We tested the version using the Exynos 2100 – which is the one you’ll get in Europe – and we’ve found it to be a slick experience. It’s better than the Galaxy S20 FE we had alongside it – that device running on Snapdragon 865 (but admittedly with less RAM) – and that’s particularly noticeable when gaming with a more responsive experience in games like Call of Duty Mobile and PUBG Mobile.
The Samsung Galaxy S21 Ultra delivers a great experience on these powerful games – accepting the speaker issue we talked about above – with the Game Booster offering some options to enhance. It doesn’t go quite as far as you’ll get from dedicated gaming devices like the Lenovo Legion Duel, but it does so without getting hot.
It’s unfortunate that the microSD card slot has been removed, as this removes one of the plus points that Samsung has offered for some time. It seems like a strange change in direction, but with the advent of 5G – meaning faster streaming for those who have access – and the growth of streaming services and online storage, it feels like the age of local storage might be coming to an end.
The Galaxy S21 Ultra doesn’t escape the battery life issues that are often associated with flagship Samsung products. There’s a large 5,000mAh cell – and no charger in the box, just as an FYI – and while that’s an appreciable capacity, there’s plenty to drain the battery too. This is particularly noticeable when you start prolonged gaming, but the big and bright display and the demands of the camera can leave it struggling to make it to the end of a day. During testing – which involved a lot of screen time and camera use – we typically had to top up during the day.
Sure, you can improve things by turning down the brightness – or there’s even an option to limit games to 48fps – but the Galaxy S21 Ultra won’t win any awards for battery life. It comes with the territory.
As always, there’s a complete reworking of Android 12 in Samsung’s latest One UI software, which we’ve found to be slick and clean. It’s a complete reworking, but we’ve long felt that this is the best total overhaul, a step above the likes of Xiaomi or Oppo in terms of what it offers. That will, of course, be subject to personal taste, but there’s a growing “Google-iness” to this software. The biggest real change is that you can swipe to Google Discover from the home screen, with Samsung perhaps realising that Bixby Home, Upday, Flipboard or whatever else has sat in that position in the past, just isn’t what people want.

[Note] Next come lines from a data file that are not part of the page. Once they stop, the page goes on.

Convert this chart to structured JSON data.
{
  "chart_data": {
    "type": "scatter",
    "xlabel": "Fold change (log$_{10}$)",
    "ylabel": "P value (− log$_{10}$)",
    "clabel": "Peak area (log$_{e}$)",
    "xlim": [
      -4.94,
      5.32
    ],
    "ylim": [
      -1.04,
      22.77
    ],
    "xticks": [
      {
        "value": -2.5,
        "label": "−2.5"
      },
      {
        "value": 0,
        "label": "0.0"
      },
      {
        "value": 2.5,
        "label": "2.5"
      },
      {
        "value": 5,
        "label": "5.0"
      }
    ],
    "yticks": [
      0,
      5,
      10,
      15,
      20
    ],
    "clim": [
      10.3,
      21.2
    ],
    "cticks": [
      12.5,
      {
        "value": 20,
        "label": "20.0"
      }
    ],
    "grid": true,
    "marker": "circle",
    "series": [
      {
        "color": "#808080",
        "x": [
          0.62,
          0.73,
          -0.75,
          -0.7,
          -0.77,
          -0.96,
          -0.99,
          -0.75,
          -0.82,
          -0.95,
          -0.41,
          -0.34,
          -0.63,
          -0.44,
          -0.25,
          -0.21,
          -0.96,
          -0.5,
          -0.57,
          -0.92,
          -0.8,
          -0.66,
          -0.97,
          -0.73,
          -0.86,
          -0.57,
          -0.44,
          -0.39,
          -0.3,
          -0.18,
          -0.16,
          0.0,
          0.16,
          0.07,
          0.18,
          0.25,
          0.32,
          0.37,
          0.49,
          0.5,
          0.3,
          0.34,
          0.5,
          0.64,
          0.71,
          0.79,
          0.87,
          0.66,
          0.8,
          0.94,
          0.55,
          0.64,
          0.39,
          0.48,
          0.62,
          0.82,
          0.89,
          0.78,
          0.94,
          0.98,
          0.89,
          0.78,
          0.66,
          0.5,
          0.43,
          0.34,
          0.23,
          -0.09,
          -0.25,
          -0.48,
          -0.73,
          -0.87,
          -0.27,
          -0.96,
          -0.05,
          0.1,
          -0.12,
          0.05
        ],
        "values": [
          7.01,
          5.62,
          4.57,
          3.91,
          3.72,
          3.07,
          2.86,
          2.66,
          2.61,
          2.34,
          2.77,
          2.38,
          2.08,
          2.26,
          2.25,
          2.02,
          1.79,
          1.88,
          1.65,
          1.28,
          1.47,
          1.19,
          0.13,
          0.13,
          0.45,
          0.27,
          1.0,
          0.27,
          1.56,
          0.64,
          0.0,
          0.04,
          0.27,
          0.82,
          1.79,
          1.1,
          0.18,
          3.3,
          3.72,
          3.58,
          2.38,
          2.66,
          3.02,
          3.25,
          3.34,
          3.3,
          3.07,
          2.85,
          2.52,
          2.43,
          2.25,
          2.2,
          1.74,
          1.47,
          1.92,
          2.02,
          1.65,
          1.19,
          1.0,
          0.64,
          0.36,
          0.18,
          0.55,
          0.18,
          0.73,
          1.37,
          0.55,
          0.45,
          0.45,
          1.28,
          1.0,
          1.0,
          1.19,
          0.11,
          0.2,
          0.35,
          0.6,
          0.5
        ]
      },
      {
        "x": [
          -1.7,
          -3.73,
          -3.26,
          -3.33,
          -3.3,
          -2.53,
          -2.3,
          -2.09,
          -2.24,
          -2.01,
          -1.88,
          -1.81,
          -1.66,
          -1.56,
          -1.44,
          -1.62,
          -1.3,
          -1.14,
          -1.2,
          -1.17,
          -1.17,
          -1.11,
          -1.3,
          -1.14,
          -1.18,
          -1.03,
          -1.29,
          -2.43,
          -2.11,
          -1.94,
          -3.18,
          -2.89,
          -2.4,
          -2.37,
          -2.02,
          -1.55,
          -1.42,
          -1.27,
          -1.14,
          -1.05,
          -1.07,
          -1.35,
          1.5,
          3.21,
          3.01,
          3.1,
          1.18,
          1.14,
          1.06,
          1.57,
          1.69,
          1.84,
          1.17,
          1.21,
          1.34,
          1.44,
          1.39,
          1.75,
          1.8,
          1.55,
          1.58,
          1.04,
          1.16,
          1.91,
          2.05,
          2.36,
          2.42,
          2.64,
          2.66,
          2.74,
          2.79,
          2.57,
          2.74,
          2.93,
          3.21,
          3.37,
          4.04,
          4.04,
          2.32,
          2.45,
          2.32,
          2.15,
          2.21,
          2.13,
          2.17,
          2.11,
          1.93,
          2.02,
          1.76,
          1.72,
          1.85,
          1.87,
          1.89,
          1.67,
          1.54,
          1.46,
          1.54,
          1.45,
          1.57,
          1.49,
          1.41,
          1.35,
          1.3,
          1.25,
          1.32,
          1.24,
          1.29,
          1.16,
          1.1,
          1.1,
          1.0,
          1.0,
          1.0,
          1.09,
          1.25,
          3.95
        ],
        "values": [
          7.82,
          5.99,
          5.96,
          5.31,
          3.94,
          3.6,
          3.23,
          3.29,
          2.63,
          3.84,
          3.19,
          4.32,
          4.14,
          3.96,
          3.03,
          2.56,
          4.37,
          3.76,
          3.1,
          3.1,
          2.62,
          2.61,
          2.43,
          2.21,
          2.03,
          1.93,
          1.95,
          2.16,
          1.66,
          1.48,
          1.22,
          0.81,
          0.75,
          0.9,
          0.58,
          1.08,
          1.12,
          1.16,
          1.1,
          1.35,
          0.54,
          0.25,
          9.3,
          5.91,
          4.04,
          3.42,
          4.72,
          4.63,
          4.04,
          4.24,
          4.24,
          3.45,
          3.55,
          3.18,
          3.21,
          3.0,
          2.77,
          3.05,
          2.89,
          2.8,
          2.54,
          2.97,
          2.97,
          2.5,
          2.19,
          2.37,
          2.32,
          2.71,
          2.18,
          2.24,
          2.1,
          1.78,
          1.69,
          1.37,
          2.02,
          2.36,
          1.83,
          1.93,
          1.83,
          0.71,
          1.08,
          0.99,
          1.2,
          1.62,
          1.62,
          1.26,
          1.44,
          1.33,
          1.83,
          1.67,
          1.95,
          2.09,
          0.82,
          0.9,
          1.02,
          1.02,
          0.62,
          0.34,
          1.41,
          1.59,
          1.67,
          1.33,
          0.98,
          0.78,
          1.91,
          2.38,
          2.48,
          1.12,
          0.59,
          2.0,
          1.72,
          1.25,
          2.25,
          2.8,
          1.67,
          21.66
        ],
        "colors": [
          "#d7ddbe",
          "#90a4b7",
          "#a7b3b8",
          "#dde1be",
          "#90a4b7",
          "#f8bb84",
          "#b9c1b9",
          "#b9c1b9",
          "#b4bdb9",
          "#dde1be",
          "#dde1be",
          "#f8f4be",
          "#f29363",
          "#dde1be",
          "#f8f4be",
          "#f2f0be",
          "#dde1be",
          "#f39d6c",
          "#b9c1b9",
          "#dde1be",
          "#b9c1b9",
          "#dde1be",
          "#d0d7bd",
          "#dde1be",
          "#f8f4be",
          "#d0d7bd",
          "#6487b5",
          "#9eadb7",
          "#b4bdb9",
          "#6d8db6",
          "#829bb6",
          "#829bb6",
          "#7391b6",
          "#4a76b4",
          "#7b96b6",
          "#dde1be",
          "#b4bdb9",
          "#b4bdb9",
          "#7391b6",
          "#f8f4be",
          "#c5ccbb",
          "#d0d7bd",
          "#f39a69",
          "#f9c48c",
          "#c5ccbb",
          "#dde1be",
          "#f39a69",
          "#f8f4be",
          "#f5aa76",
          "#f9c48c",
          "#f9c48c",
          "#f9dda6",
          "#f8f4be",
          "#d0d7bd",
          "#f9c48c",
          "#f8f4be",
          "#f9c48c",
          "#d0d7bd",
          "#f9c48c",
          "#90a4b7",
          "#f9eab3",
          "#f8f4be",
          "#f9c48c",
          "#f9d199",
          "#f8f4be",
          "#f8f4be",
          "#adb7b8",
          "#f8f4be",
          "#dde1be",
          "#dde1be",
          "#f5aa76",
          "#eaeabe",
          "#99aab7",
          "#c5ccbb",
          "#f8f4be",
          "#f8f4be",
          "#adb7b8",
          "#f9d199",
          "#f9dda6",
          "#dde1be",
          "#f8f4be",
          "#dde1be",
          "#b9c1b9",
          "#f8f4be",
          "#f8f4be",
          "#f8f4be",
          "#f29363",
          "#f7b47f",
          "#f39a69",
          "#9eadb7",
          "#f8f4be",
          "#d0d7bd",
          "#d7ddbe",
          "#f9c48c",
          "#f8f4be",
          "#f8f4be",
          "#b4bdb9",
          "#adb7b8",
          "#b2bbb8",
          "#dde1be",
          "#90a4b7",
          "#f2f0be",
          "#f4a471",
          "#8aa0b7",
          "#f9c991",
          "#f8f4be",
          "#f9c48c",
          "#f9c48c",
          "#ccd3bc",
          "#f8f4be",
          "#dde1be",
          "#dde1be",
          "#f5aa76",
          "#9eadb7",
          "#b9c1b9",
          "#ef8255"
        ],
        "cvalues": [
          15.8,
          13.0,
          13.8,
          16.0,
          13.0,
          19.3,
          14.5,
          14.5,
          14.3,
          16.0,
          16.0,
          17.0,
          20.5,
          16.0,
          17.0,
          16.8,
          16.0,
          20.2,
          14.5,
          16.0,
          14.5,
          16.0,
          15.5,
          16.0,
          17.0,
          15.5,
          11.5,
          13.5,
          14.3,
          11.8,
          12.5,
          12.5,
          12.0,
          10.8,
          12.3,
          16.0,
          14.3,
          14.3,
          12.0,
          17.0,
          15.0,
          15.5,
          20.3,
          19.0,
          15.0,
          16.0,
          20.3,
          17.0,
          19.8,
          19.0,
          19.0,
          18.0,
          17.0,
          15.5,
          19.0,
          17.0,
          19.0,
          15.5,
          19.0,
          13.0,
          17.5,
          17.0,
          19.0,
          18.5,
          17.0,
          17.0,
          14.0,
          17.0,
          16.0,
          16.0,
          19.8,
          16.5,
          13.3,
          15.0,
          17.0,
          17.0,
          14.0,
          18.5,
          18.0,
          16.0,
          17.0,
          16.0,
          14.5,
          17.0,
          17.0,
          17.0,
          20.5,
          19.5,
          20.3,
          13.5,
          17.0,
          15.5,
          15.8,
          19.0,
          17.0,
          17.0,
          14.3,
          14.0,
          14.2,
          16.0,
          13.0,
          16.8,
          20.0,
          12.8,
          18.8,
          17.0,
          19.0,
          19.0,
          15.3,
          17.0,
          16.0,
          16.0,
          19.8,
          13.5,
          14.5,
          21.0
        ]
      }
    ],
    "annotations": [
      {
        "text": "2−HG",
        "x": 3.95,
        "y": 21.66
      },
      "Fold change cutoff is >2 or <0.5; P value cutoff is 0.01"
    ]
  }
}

While there’s still a good deal of pre-loaded content, some duplication or substitution of apps with Samsung alternatives, it’s not too difficult to manage. Yes, the best experience comes when you embrace the Samsung account, but you don’t have to, just as you don’t have to use Bixby, ever. You’ll be left with a folder of junk Samsung apps, and we’d still recommend switching to Gboard, Chrome and Google’s own Messages and Phone apps – all of which are available in the Play Store – for the best experience.